On m’éreinte…
À Raymond Bonheur.
On m’éreinte dans le Musée des familles,
moi qui chante les anciens magazines
et les rires charmants des jeunes filles
qui le lisaient à l’ombre des charmilles.
Une d’elles, rêveuse, et ses yeux bleus au ciel,
le coude à son genou et la main au menton,
songeait à ce cousin : Eudore des Courcels,
qui montait à cheval parfaitement (disait-on).
Plus d’une fois, dans son pupitre, au Sacré-Cœur,
près des pensées mortes de son jardin mélancolique,
elle ouvrait le Musée, en cachette, pour lire
la suite du Diable au fumoir (?) ou de Fors l’honneur (?).
Mais, dans un numéro, à la cinquième page,
une illustration représentait un page
qui, dans la langueur des jardins d’Espagne,
parlait d’amour à une douce et longue dame.

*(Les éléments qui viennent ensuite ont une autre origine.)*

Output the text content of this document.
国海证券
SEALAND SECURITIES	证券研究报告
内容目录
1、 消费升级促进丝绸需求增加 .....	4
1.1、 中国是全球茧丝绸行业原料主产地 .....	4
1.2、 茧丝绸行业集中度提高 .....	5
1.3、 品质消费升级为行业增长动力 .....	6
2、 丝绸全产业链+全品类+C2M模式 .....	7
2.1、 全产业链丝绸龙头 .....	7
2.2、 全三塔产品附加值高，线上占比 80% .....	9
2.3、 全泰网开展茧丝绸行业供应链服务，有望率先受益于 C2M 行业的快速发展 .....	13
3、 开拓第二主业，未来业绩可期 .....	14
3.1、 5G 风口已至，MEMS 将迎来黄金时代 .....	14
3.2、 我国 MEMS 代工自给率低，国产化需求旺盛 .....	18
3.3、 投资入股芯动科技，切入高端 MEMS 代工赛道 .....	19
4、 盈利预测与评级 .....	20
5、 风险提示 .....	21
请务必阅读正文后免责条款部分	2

Et ce page ressemblait à ce cousin.
Et c’est pourquoi la maîtresse générale, Madame de Grieul,
voyant l’enfant songeuse l’avait en grand soin
et lui donnait de la mélisse ou du tilleul.
Puis un jour le roman du Musée des familles
finissait, ainsi qu’un baiser dans un beau soir.
Et puis, un autre jour, la mère de Camille
faisait mander sa chère enfant dans le parloir :
Mon enfant, j’ai une nouvelle heureuse à t’apprendre.
Nous serons tous de noce à la fin de l’automne…
Céline m’a appris le mariage d’Eudore…
il épouse Cora… ils vivront à la Butte-Grande…
… À propos, ajoutait la mère : ton cousin
va s’absenter et a peur que Cora ne s’ennuie…
Où as-tu laissé ce Musée des familles
qui t’intéressait tant, celui de 45 ?
Alors l’enfant ne pouvait plus se retenir.
Son sein gonflé d’orage éclatait en sanglots…
Et elle répondait, en hoquetant, ces mots :
l’année 45, elle est dans mon pupitre.